Ketentuan mengenai kekuasaan kehakiman (judikatif) jelas berbeda dengan ketentuan yang mengatur tentang kekuasaan-kekuasaan negara lainnya seperti kekuasaan legislatif,kekuasaan eksekutif, kekuasaan eksaminatif (BPK) dan kekuasaan konsultatif (DPA). Untuk cabang-abang kekuasaan negara di luar cabang kekuasaan kehakiman, UUD 1945 baik dalam pasal-pasalnya maupun dalam penjelasaanya tidak secara eksplisit menentukan kekuasaan-kekuasaan tersebut merupakan kekuasaan yang merdeka dan terlepas dari kekuasaan-kekuasaan negara lainnya.
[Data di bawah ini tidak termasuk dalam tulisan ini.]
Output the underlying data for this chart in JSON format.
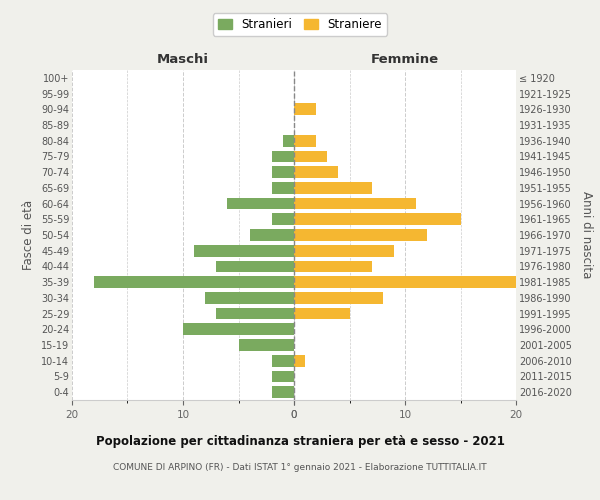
{
  "age_groups": [
    "100+",
    "95-99",
    "90-94",
    "85-89",
    "80-84",
    "75-79",
    "70-74",
    "65-69",
    "60-64",
    "55-59",
    "50-54",
    "45-49",
    "40-44",
    "35-39",
    "30-34",
    "25-29",
    "20-24",
    "15-19",
    "10-14",
    "5-9",
    "0-4"
  ],
  "birth_years": [
    "≤ 1920",
    "1921-1925",
    "1926-1930",
    "1931-1935",
    "1936-1940",
    "1941-1945",
    "1946-1950",
    "1951-1955",
    "1956-1960",
    "1961-1965",
    "1966-1970",
    "1971-1975",
    "1976-1980",
    "1981-1985",
    "1986-1990",
    "1991-1995",
    "1996-2000",
    "2001-2005",
    "2006-2010",
    "2011-2015",
    "2016-2020"
  ],
  "maschi": [
    0,
    0,
    0,
    0,
    1,
    2,
    2,
    2,
    6,
    2,
    4,
    9,
    7,
    18,
    8,
    7,
    10,
    5,
    2,
    2,
    2
  ],
  "femmine": [
    0,
    0,
    2,
    0,
    2,
    3,
    4,
    7,
    11,
    15,
    12,
    9,
    7,
    20,
    8,
    5,
    0,
    0,
    1,
    0,
    0
  ],
  "color_maschi": "#7aaa5f",
  "color_femmine": "#f5b731",
  "title": "Popolazione per cittadinanza straniera per età e sesso - 2021",
  "subtitle": "COMUNE DI ARPINO (FR) - Dati ISTAT 1° gennaio 2021 - Elaborazione TUTTITALIA.IT",
  "xlabel_left": "Maschi",
  "xlabel_right": "Femmine",
  "ylabel_left": "Fasce di età",
  "ylabel_right": "Anni di nascita",
  "legend_maschi": "Stranieri",
  "legend_femmine": "Straniere",
  "xlim": 20,
  "background_color": "#f0f0eb",
  "bar_background": "#ffffff"
}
Lain halnya dengan kekuasaan kehakiman yang secara eksplisit disebutkan dalam dua pasal. UUD 1945 yaitu Pasal 24 dan Pasal 25 sebagai kekuasaan yang merdeka.

Sejak reformasi bergulir, tampak realisasi akan perubahan terhadap UUD 1945 tidak dapat dielakkan. Sebagai salah satu agenda reformasi, perubahan terhadap UUD 1945 menjadi begitu mendesak sebab perubahan masyarakat demikian cepat, demikian pula perubahan yang terjadi dalam supra struktur Politik perlu di respon dengan perubahan Konstitusi. Konstitusi sebagai hukum dasar negara yang akan menjadi pijakan utama dalam penyelenggaraan kehidupan bernegara.[5]
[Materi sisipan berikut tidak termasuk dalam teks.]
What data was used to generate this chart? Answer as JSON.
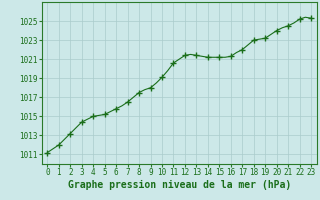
{
  "title": "Graphe pression niveau de la mer (hPa)",
  "x_values": [
    0,
    0.5,
    1,
    1.5,
    2,
    2.5,
    3,
    3.5,
    4,
    4.5,
    5,
    5.5,
    6,
    6.5,
    7,
    7.5,
    8,
    8.5,
    9,
    9.5,
    10,
    10.5,
    11,
    11.5,
    12,
    12.5,
    13,
    13.5,
    14,
    14.5,
    15,
    15.5,
    16,
    16.5,
    17,
    17.5,
    18,
    18.5,
    19,
    19.5,
    20,
    20.5,
    21,
    21.5,
    22,
    22.5,
    23
  ],
  "y_values": [
    1011.2,
    1011.6,
    1012.0,
    1012.6,
    1013.2,
    1013.8,
    1014.4,
    1014.7,
    1015.0,
    1015.1,
    1015.2,
    1015.5,
    1015.8,
    1016.1,
    1016.5,
    1017.0,
    1017.5,
    1017.8,
    1018.0,
    1018.5,
    1019.1,
    1019.8,
    1020.6,
    1021.0,
    1021.4,
    1021.5,
    1021.4,
    1021.3,
    1021.2,
    1021.2,
    1021.2,
    1021.2,
    1021.3,
    1021.7,
    1022.0,
    1022.5,
    1023.0,
    1023.1,
    1023.2,
    1023.6,
    1024.0,
    1024.3,
    1024.5,
    1024.8,
    1025.2,
    1025.4,
    1025.3
  ],
  "marker_x": [
    0,
    1,
    2,
    3,
    4,
    5,
    6,
    7,
    8,
    9,
    10,
    11,
    12,
    13,
    14,
    15,
    16,
    17,
    18,
    19,
    20,
    21,
    22,
    23
  ],
  "marker_y": [
    1011.2,
    1012.0,
    1013.2,
    1014.4,
    1015.0,
    1015.2,
    1015.8,
    1016.5,
    1017.5,
    1018.0,
    1019.1,
    1020.6,
    1021.4,
    1021.4,
    1021.2,
    1021.2,
    1021.3,
    1022.0,
    1023.0,
    1023.2,
    1024.0,
    1024.5,
    1025.2,
    1025.3
  ],
  "line_color": "#1a6e1a",
  "marker": "+",
  "marker_size": 4,
  "linewidth": 0.8,
  "background_color": "#cce8e8",
  "grid_color": "#aacccc",
  "ylim": [
    1010,
    1027
  ],
  "xlim": [
    -0.5,
    23.5
  ],
  "yticks": [
    1011,
    1013,
    1015,
    1017,
    1019,
    1021,
    1023,
    1025
  ],
  "xticks": [
    0,
    1,
    2,
    3,
    4,
    5,
    6,
    7,
    8,
    9,
    10,
    11,
    12,
    13,
    14,
    15,
    16,
    17,
    18,
    19,
    20,
    21,
    22,
    23
  ],
  "title_color": "#1a6e1a",
  "title_fontsize": 7,
  "tick_fontsize": 5.5,
  "tick_color": "#1a6e1a",
  "spine_color": "#2a7a2a"
}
            Susunan kekuasaan negara setelah perubahan UUD 1945 menampilkan perubahan yang sangat fundamental. MPR berubah kedudukannya dari lembaga tertinggi negara menjadi lembaga forum antara DPR dan DPD, DPA di hapus karena di lihat fungsinya tidak lagi strategis. DPR dipertegas kewenanganya baik dalam fungsi legislasi maupun fungsi pengawasan. Aturan tentang BPK di tambah. Selain itu UUD 1945 setelah perubahan menampakkan lembaga-lembaga baru terdiri dari komisi Pemilihan Umum,Bank Indonesia di tambah juga Lembaga Kekuasaan yaitu : Mahkamah  Agung, Mahkamah Konstitusi,  dan Komisi yudisial.
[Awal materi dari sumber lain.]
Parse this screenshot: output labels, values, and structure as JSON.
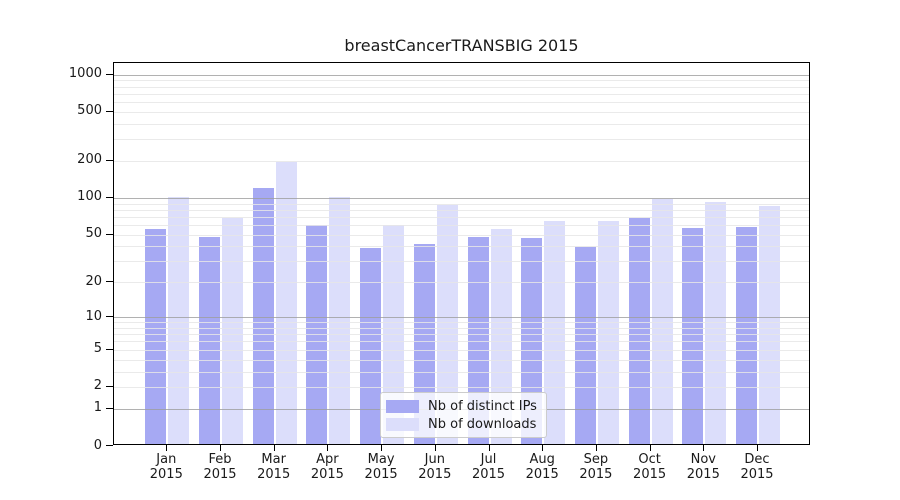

            Kekuasaan Kehakiman setelah UUD 1945 di ubah, tetap menjadi Kekuasaan yang sangat fundamental dan sebagai dari proses kekuasaan yang memiliki fungsi menegakkan keadilan. Kekuasaan Kehakiman dalam susunan kekuasaan negara menurut UUD 1945 setelah perubahan tetap ditempatkan sebagai kekuasaan yang mandiri, bebas dari campur tangan kekuasaan lain. Dalam susunan kekuasaan negara RI yang baru, kekuasaan kehakiman dilaksanakan oleh Mahkamah Agung (MA), badan-badan peradilan lain di bawah MA (Peradilan Umum, Peradilan Tata Usaha Negara, Peradilan Militer, Peradilan Agama) serta Mahkamah Konstitusi ( Pasal 24  ayat (2) UUD 1945 ). Untuk menjaring hakim-hakim Agung yang profesional dan mempunyai integruitas terhadap profesinya sebagai penegak hukum dan keadilan, terdapat lembaga yang khusus diadakan untuk rekrutmen calon-calon Hakim Agung yaitu Komisi Yudisial (Pasal 24B UUD 1945) di bawah ini bagan struktur kekuasaan

 

 

 


Negara RI setelah Perubahan UUD 1945 dan lembaga-lembaga negara yang ada secara eksplisit disebut dalam UUD 1945.[6]

 

 

 

B. Permasalahan

            Berdasarkan uraian latar belakang di atas, maka permasalahan dalam penulisan penelitian ini adalah sebagai berikut :

1.    Bagaimana Kedudukan Kekuasaan Kehakiman menurut Undang-Undang Dasar 1945 ?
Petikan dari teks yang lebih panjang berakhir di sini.